Su última mirada camino al calabozo fue como un susurro, "es mejor usar el valor para mantener convicciones que para subordinarse".   Ignoro cuántos meses estuvo castigado, lo único que recuerdo es haberlo maldecido diariamente por su desacato. Tuve que ocupar su lugar dentro del escuadrón al que rebautizaron "los traidores". Aguanté la rutina lo que más pude. A pocos días de conseguir la baja recibí la visita del general traidor en enfermería. En señal de amistad dejó bajo mi almohada su libro de cabecera, El Canto General, dedicado en la última página, "la poesía te hará siempre  más fuerte". Cuando volví a la vida, no era el mismo. Tuve la sensación de habitar una sociedad sobreviviendo en un cuartel de puertas abiertas. Los mismos discursos en imperativo, televisados en blanco y negro, me asaltaban en cada esquina.

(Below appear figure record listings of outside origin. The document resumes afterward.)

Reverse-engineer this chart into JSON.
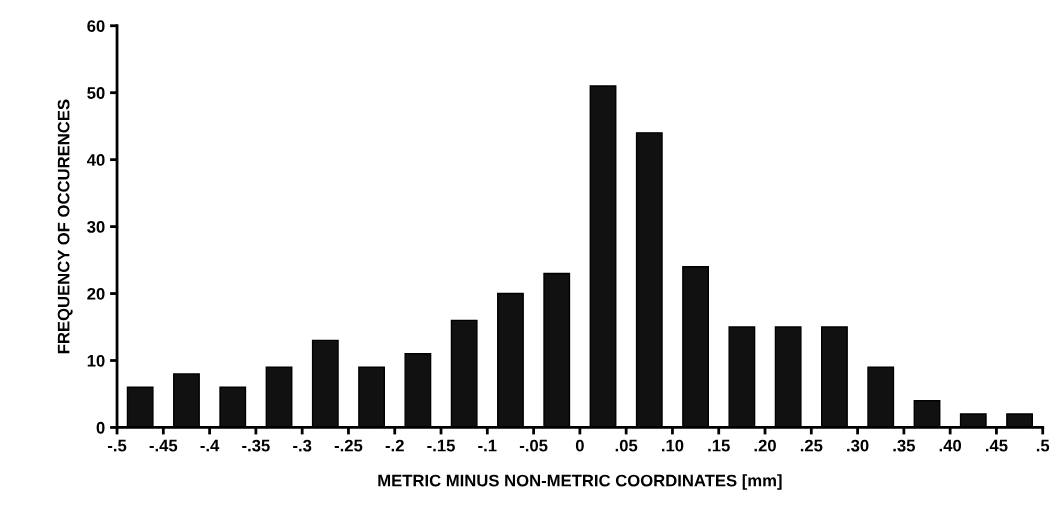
{
  "chart_data": {
    "type": "histogram",
    "xlabel": "METRIC MINUS NON-METRIC COORDINATES [mm]",
    "ylabel": "FREQUENCY OF OCCURENCES",
    "bins": [
      -0.5,
      -0.45,
      -0.4,
      -0.35,
      -0.3,
      -0.25,
      -0.2,
      -0.15,
      -0.1,
      -0.05,
      0,
      0.05,
      0.1,
      0.15,
      0.2,
      0.25,
      0.3,
      0.35,
      0.4,
      0.45,
      0.5
    ],
    "values": [
      6,
      8,
      6,
      9,
      13,
      9,
      11,
      16,
      20,
      23,
      51,
      44,
      24,
      15,
      15,
      15,
      9,
      4,
      2,
      2
    ],
    "color": "#111111",
    "xlim": [
      -0.5,
      0.5
    ],
    "xticks": [
      {
        "value": -0.5,
        "label": "-.5"
      },
      {
        "value": -0.45,
        "label": "-.45"
      },
      {
        "value": -0.4,
        "label": "-.4"
      },
      {
        "value": -0.35,
        "label": "-.35"
      },
      {
        "value": -0.3,
        "label": "-.3"
      },
      {
        "value": -0.25,
        "label": "-.25"
      },
      {
        "value": -0.2,
        "label": "-.2"
      },
      {
        "value": -0.15,
        "label": "-.15"
      },
      {
        "value": -0.1,
        "label": "-.1"
      },
      {
        "value": -0.05,
        "label": "-.05"
      },
      0,
      {
        "value": 0.05,
        "label": ".05"
      },
      {
        "value": 0.1,
        "label": ".10"
      },
      {
        "value": 0.15,
        "label": ".15"
      },
      {
        "value": 0.2,
        "label": ".20"
      },
      {
        "value": 0.25,
        "label": ".25"
      },
      {
        "value": 0.3,
        "label": ".30"
      },
      {
        "value": 0.35,
        "label": ".35"
      },
      {
        "value": 0.4,
        "label": ".40"
      },
      {
        "value": 0.45,
        "label": ".45"
      },
      {
        "value": 0.5,
        "label": ".5"
      }
    ],
    "ylim": [
      0,
      60
    ],
    "yticks": [
      0,
      10,
      20,
      30,
      40,
      50,
      60
    ],
    "grid": false
  }
}
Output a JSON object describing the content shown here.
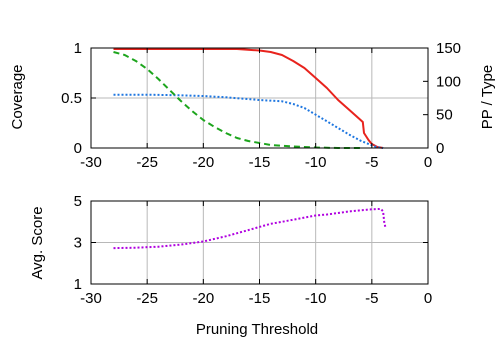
{
  "chart_data": [
    {
      "type": "line",
      "title": "",
      "xlabel": "",
      "ylabel": "Coverage",
      "y2label": "PP / Type",
      "xlim": [
        -30,
        0
      ],
      "ylim": [
        0,
        1
      ],
      "y2lim": [
        0,
        150
      ],
      "xticks": [
        -30,
        -25,
        -20,
        -15,
        -10,
        -5,
        0
      ],
      "yticks": [
        0,
        0.5,
        1
      ],
      "y2ticks": [
        0,
        50,
        100,
        150
      ],
      "grid": true,
      "series": [
        {
          "color": "#e8231d",
          "style": "solid",
          "axis": "y",
          "points": [
            [
              -28,
              0.99
            ],
            [
              -25,
              0.99
            ],
            [
              -20,
              0.99
            ],
            [
              -17,
              0.99
            ],
            [
              -15,
              0.975
            ],
            [
              -14,
              0.96
            ],
            [
              -13,
              0.93
            ],
            [
              -12,
              0.87
            ],
            [
              -11,
              0.8
            ],
            [
              -10,
              0.7
            ],
            [
              -9,
              0.6
            ],
            [
              -8,
              0.48
            ],
            [
              -7,
              0.38
            ],
            [
              -6,
              0.28
            ],
            [
              -5.8,
              0.26
            ],
            [
              -5.7,
              0.15
            ],
            [
              -5.3,
              0.08
            ],
            [
              -5,
              0.04
            ],
            [
              -4.5,
              0.01
            ],
            [
              -4,
              0.0
            ]
          ]
        },
        {
          "color": "#1f77e0",
          "style": "dotted",
          "axis": "y2",
          "points": [
            [
              -28,
              80
            ],
            [
              -25,
              80
            ],
            [
              -22,
              79
            ],
            [
              -20,
              78
            ],
            [
              -18,
              76
            ],
            [
              -15,
              72
            ],
            [
              -13,
              70
            ],
            [
              -12,
              66
            ],
            [
              -11,
              60
            ],
            [
              -10,
              50
            ],
            [
              -9,
              40
            ],
            [
              -8,
              30
            ],
            [
              -7,
              20
            ],
            [
              -6,
              11
            ],
            [
              -5,
              4
            ],
            [
              -4.5,
              1
            ],
            [
              -4,
              0
            ]
          ]
        },
        {
          "color": "#1da51d",
          "style": "dashed",
          "axis": "y",
          "points": [
            [
              -28,
              0.96
            ],
            [
              -27,
              0.93
            ],
            [
              -26,
              0.87
            ],
            [
              -25,
              0.79
            ],
            [
              -24,
              0.69
            ],
            [
              -23,
              0.58
            ],
            [
              -22,
              0.47
            ],
            [
              -21,
              0.37
            ],
            [
              -20,
              0.28
            ],
            [
              -19,
              0.21
            ],
            [
              -18,
              0.15
            ],
            [
              -17,
              0.1
            ],
            [
              -16,
              0.07
            ],
            [
              -15,
              0.05
            ],
            [
              -14,
              0.03
            ],
            [
              -12,
              0.015
            ],
            [
              -10,
              0.005
            ],
            [
              -8,
              0.0
            ],
            [
              -6,
              0.0
            ]
          ]
        }
      ]
    },
    {
      "type": "line",
      "title": "",
      "xlabel": "Pruning Threshold",
      "ylabel": "Avg. Score",
      "xlim": [
        -30,
        0
      ],
      "ylim": [
        1,
        5
      ],
      "xticks": [
        -30,
        -25,
        -20,
        -15,
        -10,
        -5,
        0
      ],
      "yticks": [
        1,
        3,
        5
      ],
      "grid": true,
      "series": [
        {
          "color": "#b000e0",
          "style": "dotted",
          "points": [
            [
              -28,
              2.73
            ],
            [
              -26,
              2.75
            ],
            [
              -24,
              2.8
            ],
            [
              -22,
              2.9
            ],
            [
              -20,
              3.05
            ],
            [
              -18,
              3.3
            ],
            [
              -16,
              3.6
            ],
            [
              -15,
              3.75
            ],
            [
              -14,
              3.9
            ],
            [
              -13,
              4.0
            ],
            [
              -12,
              4.1
            ],
            [
              -11,
              4.2
            ],
            [
              -10,
              4.3
            ],
            [
              -9,
              4.35
            ],
            [
              -8,
              4.42
            ],
            [
              -7,
              4.5
            ],
            [
              -6,
              4.55
            ],
            [
              -5,
              4.6
            ],
            [
              -4.2,
              4.62
            ],
            [
              -4.0,
              4.5
            ],
            [
              -3.9,
              4.0
            ],
            [
              -3.8,
              3.75
            ]
          ]
        }
      ]
    }
  ]
}
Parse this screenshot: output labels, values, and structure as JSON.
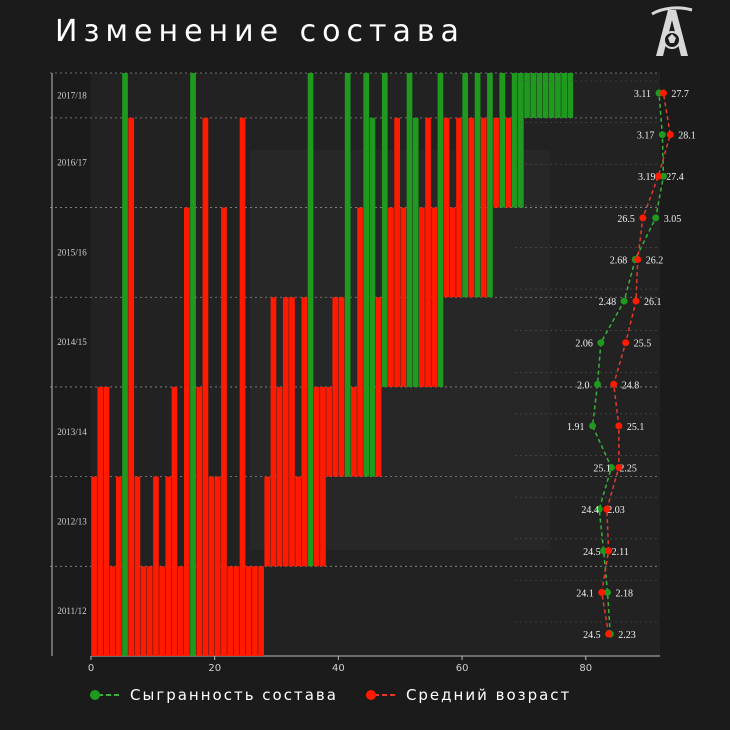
{
  "page": {
    "title": "Изменение состава"
  },
  "colors": {
    "background": "#1b1b1b",
    "green": "#1f9a1f",
    "red": "#ff1a00",
    "green_line": "#39b239",
    "red_line": "#e23a2a",
    "axis": "#cfcfcf"
  },
  "legend": {
    "cohesion": "Сыгранность состава",
    "age": "Средний возраст"
  },
  "chart_data": {
    "type": "bar",
    "title": "Изменение состава",
    "seasons": [
      "2011/12",
      "2012/13",
      "2013/14",
      "2014/15",
      "2015/16",
      "2016/17",
      "2017/18"
    ],
    "x_ticks": [
      0,
      20,
      40,
      60,
      80
    ],
    "xlim": [
      0,
      92
    ],
    "players": [
      {
        "start": 0,
        "end": 1,
        "color": "red"
      },
      {
        "start": 0,
        "end": 2,
        "color": "red"
      },
      {
        "start": 0,
        "end": 2,
        "color": "red"
      },
      {
        "start": 0,
        "end": 0,
        "color": "red"
      },
      {
        "start": 0,
        "end": 1,
        "color": "red"
      },
      {
        "start": 0,
        "end": 6,
        "color": "green"
      },
      {
        "start": 0,
        "end": 5,
        "color": "red"
      },
      {
        "start": 0,
        "end": 1,
        "color": "red"
      },
      {
        "start": 0,
        "end": 0,
        "color": "red"
      },
      {
        "start": 0,
        "end": 0,
        "color": "red"
      },
      {
        "start": 0,
        "end": 1,
        "color": "red"
      },
      {
        "start": 0,
        "end": 0,
        "color": "red"
      },
      {
        "start": 0,
        "end": 1,
        "color": "red"
      },
      {
        "start": 0,
        "end": 2,
        "color": "red"
      },
      {
        "start": 0,
        "end": 0,
        "color": "red"
      },
      {
        "start": 0,
        "end": 4,
        "color": "red"
      },
      {
        "start": 0,
        "end": 6,
        "color": "green"
      },
      {
        "start": 0,
        "end": 2,
        "color": "red"
      },
      {
        "start": 0,
        "end": 5,
        "color": "red"
      },
      {
        "start": 0,
        "end": 1,
        "color": "red"
      },
      {
        "start": 0,
        "end": 1,
        "color": "red"
      },
      {
        "start": 0,
        "end": 4,
        "color": "red"
      },
      {
        "start": 0,
        "end": 0,
        "color": "red"
      },
      {
        "start": 0,
        "end": 0,
        "color": "red"
      },
      {
        "start": 0,
        "end": 5,
        "color": "red"
      },
      {
        "start": 0,
        "end": 0,
        "color": "red"
      },
      {
        "start": 0,
        "end": 0,
        "color": "red"
      },
      {
        "start": 0,
        "end": 0,
        "color": "red"
      },
      {
        "start": 1,
        "end": 1,
        "color": "red"
      },
      {
        "start": 1,
        "end": 3,
        "color": "red"
      },
      {
        "start": 1,
        "end": 2,
        "color": "red"
      },
      {
        "start": 1,
        "end": 3,
        "color": "red"
      },
      {
        "start": 1,
        "end": 3,
        "color": "red"
      },
      {
        "start": 1,
        "end": 1,
        "color": "red"
      },
      {
        "start": 1,
        "end": 3,
        "color": "red"
      },
      {
        "start": 1,
        "end": 6,
        "color": "green"
      },
      {
        "start": 1,
        "end": 2,
        "color": "red"
      },
      {
        "start": 1,
        "end": 2,
        "color": "red"
      },
      {
        "start": 2,
        "end": 2,
        "color": "red"
      },
      {
        "start": 2,
        "end": 3,
        "color": "red"
      },
      {
        "start": 2,
        "end": 3,
        "color": "red"
      },
      {
        "start": 2,
        "end": 6,
        "color": "green"
      },
      {
        "start": 2,
        "end": 2,
        "color": "red"
      },
      {
        "start": 2,
        "end": 4,
        "color": "red"
      },
      {
        "start": 2,
        "end": 6,
        "color": "green"
      },
      {
        "start": 2,
        "end": 5,
        "color": "green"
      },
      {
        "start": 2,
        "end": 3,
        "color": "red"
      },
      {
        "start": 3,
        "end": 6,
        "color": "green"
      },
      {
        "start": 3,
        "end": 4,
        "color": "red"
      },
      {
        "start": 3,
        "end": 5,
        "color": "red"
      },
      {
        "start": 3,
        "end": 4,
        "color": "red"
      },
      {
        "start": 3,
        "end": 6,
        "color": "green"
      },
      {
        "start": 3,
        "end": 5,
        "color": "green"
      },
      {
        "start": 3,
        "end": 4,
        "color": "red"
      },
      {
        "start": 3,
        "end": 5,
        "color": "red"
      },
      {
        "start": 3,
        "end": 4,
        "color": "red"
      },
      {
        "start": 3,
        "end": 6,
        "color": "green"
      },
      {
        "start": 4,
        "end": 5,
        "color": "red"
      },
      {
        "start": 4,
        "end": 4,
        "color": "red"
      },
      {
        "start": 4,
        "end": 5,
        "color": "red"
      },
      {
        "start": 4,
        "end": 6,
        "color": "green"
      },
      {
        "start": 4,
        "end": 5,
        "color": "red"
      },
      {
        "start": 4,
        "end": 6,
        "color": "green"
      },
      {
        "start": 4,
        "end": 5,
        "color": "red"
      },
      {
        "start": 4,
        "end": 6,
        "color": "green"
      },
      {
        "start": 5,
        "end": 5,
        "color": "red"
      },
      {
        "start": 5,
        "end": 6,
        "color": "green"
      },
      {
        "start": 5,
        "end": 5,
        "color": "red"
      },
      {
        "start": 5,
        "end": 6,
        "color": "green"
      },
      {
        "start": 5,
        "end": 6,
        "color": "green"
      },
      {
        "start": 6,
        "end": 6,
        "color": "green"
      },
      {
        "start": 6,
        "end": 6,
        "color": "green"
      },
      {
        "start": 6,
        "end": 6,
        "color": "green"
      },
      {
        "start": 6,
        "end": 6,
        "color": "green"
      },
      {
        "start": 6,
        "end": 6,
        "color": "green"
      },
      {
        "start": 6,
        "end": 6,
        "color": "green"
      },
      {
        "start": 6,
        "end": 6,
        "color": "green"
      },
      {
        "start": 6,
        "end": 6,
        "color": "green"
      }
    ],
    "cohesion": [
      2.23,
      2.18,
      2.11,
      2.03,
      2.25,
      1.91,
      2.0,
      2.06,
      2.48,
      2.68,
      3.05,
      3.19,
      3.17,
      3.11
    ],
    "cohesion_labels": [
      "2.23",
      "2.18",
      "2.11",
      "2.03",
      "2.25",
      "1.91",
      "2.0",
      "2.06",
      "2.48",
      "2.68",
      "3.05",
      "3.19",
      "3.17",
      "3.11"
    ],
    "age": [
      24.5,
      24.1,
      24.5,
      24.4,
      25.1,
      25.1,
      24.8,
      25.5,
      26.1,
      26.2,
      26.5,
      27.4,
      28.1,
      27.7
    ],
    "age_labels": [
      "24.5",
      "24.1",
      "24.5",
      "24.4",
      "25.1",
      "25.1",
      "24.8",
      "25.5",
      "26.1",
      "26.2",
      "26.5",
      "27.4",
      "28.1",
      "27.7"
    ],
    "cohesion_label_side": [
      "right",
      "right",
      "right",
      "right",
      "right",
      "left",
      "left",
      "left",
      "left",
      "left",
      "right",
      "left",
      "left",
      "left"
    ],
    "age_label_side": [
      "left",
      "left",
      "left",
      "left",
      "left",
      "right",
      "right",
      "right",
      "right",
      "right",
      "left",
      "right",
      "right",
      "right"
    ]
  }
}
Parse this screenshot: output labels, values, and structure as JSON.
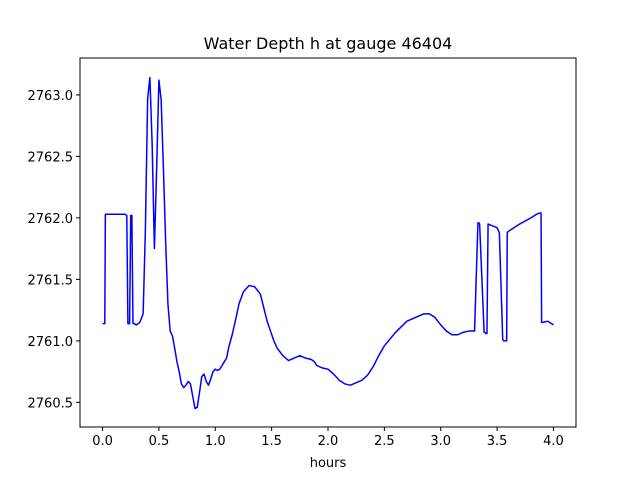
{
  "chart_data": {
    "type": "line",
    "title": "Water Depth h at gauge 46404",
    "xlabel": "hours",
    "ylabel": "",
    "xlim": [
      -0.2,
      4.2
    ],
    "ylim": [
      2760.3,
      2763.3
    ],
    "xticks": [
      0.0,
      0.5,
      1.0,
      1.5,
      2.0,
      2.5,
      3.0,
      3.5,
      4.0
    ],
    "xtick_labels": [
      "0.0",
      "0.5",
      "1.0",
      "1.5",
      "2.0",
      "2.5",
      "3.0",
      "3.5",
      "4.0"
    ],
    "yticks": [
      2760.5,
      2761.0,
      2761.5,
      2762.0,
      2762.5,
      2763.0
    ],
    "ytick_labels": [
      "2760.5",
      "2761.0",
      "2761.5",
      "2762.0",
      "2762.5",
      "2763.0"
    ],
    "grid": false,
    "color": "#0000ff",
    "series": [
      {
        "x": [
          0.0,
          0.02,
          0.025,
          0.1,
          0.2,
          0.215,
          0.225,
          0.24,
          0.25,
          0.26,
          0.27,
          0.28,
          0.3,
          0.33,
          0.36,
          0.38,
          0.4,
          0.42,
          0.44,
          0.46,
          0.48,
          0.5,
          0.52,
          0.54,
          0.56,
          0.58,
          0.6,
          0.62,
          0.64,
          0.66,
          0.68,
          0.7,
          0.72,
          0.74,
          0.76,
          0.78,
          0.8,
          0.82,
          0.84,
          0.86,
          0.88,
          0.9,
          0.92,
          0.94,
          0.96,
          0.98,
          1.0,
          1.02,
          1.04,
          1.06,
          1.08,
          1.1,
          1.12,
          1.15,
          1.18,
          1.21,
          1.25,
          1.3,
          1.35,
          1.4,
          1.43,
          1.46,
          1.49,
          1.52,
          1.55,
          1.6,
          1.65,
          1.7,
          1.75,
          1.8,
          1.85,
          1.88,
          1.9,
          1.95,
          2.0,
          2.05,
          2.1,
          2.15,
          2.2,
          2.25,
          2.3,
          2.35,
          2.4,
          2.45,
          2.5,
          2.6,
          2.7,
          2.8,
          2.85,
          2.9,
          2.95,
          3.0,
          3.05,
          3.1,
          3.15,
          3.2,
          3.25,
          3.3,
          3.33,
          3.34,
          3.345,
          3.385,
          3.39,
          3.4,
          3.41,
          3.42,
          3.5,
          3.52,
          3.55,
          3.56,
          3.585,
          3.59,
          3.6,
          3.7,
          3.8,
          3.85,
          3.88,
          3.89,
          3.895,
          3.9,
          3.95,
          4.0
        ],
        "y": [
          2761.14,
          2761.14,
          2762.03,
          2762.03,
          2762.03,
          2762.02,
          2761.14,
          2761.14,
          2762.02,
          2762.02,
          2761.14,
          2761.14,
          2761.13,
          2761.15,
          2761.22,
          2761.9,
          2762.97,
          2763.14,
          2762.6,
          2761.75,
          2762.4,
          2763.12,
          2762.96,
          2762.4,
          2761.8,
          2761.3,
          2761.08,
          2761.04,
          2760.94,
          2760.83,
          2760.75,
          2760.65,
          2760.62,
          2760.64,
          2760.67,
          2760.65,
          2760.55,
          2760.45,
          2760.46,
          2760.58,
          2760.71,
          2760.73,
          2760.67,
          2760.64,
          2760.69,
          2760.75,
          2760.77,
          2760.76,
          2760.77,
          2760.8,
          2760.83,
          2760.86,
          2760.95,
          2761.05,
          2761.17,
          2761.3,
          2761.4,
          2761.45,
          2761.44,
          2761.38,
          2761.27,
          2761.16,
          2761.08,
          2761.0,
          2760.94,
          2760.88,
          2760.84,
          2760.86,
          2760.88,
          2760.86,
          2760.85,
          2760.83,
          2760.8,
          2760.78,
          2760.77,
          2760.73,
          2760.68,
          2760.65,
          2760.64,
          2760.66,
          2760.68,
          2760.72,
          2760.79,
          2760.88,
          2760.96,
          2761.07,
          2761.16,
          2761.2,
          2761.22,
          2761.22,
          2761.19,
          2761.13,
          2761.08,
          2761.05,
          2761.05,
          2761.07,
          2761.08,
          2761.08,
          2761.96,
          2761.96,
          2761.95,
          2761.07,
          2761.07,
          2761.06,
          2761.06,
          2761.95,
          2761.92,
          2761.88,
          2761.01,
          2761.0,
          2761.0,
          2761.88,
          2761.89,
          2761.95,
          2762.0,
          2762.03,
          2762.04,
          2762.04,
          2761.15,
          2761.15,
          2761.16,
          2761.13
        ]
      }
    ]
  }
}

Usé mi experiencia para no sufrir, nunca me cuadré frente a los gritos de ningún mediocre, aprendí a leer entrelíneas e interpretar silencios. La sumisión marchaba vestida de verde, sorteaba sombras de desaparecidos, usaba pelo corto y ojos con miedo a todo. En estos tiempos, en los que parecen soplar vientos parecidos, con la impunidad de un poder real revanchista, ejerciendo sin intermediarios el poder político, con patrones en islas de paraísos fiscales, alejados de las frías aguas del canal de Beagle, siento la necesidad de aferrarme al mismo texto. Intento amasar con palabras gastadas, nuevas metáforas que me fortalezcan en la resistencia, no me permitan caer en burdas provocaciones, refuercen con ternura las mismas banderas con las que mi pueblo trabajador intenta, una vez más, completar la historia de sus sueños colectivos inconclusos.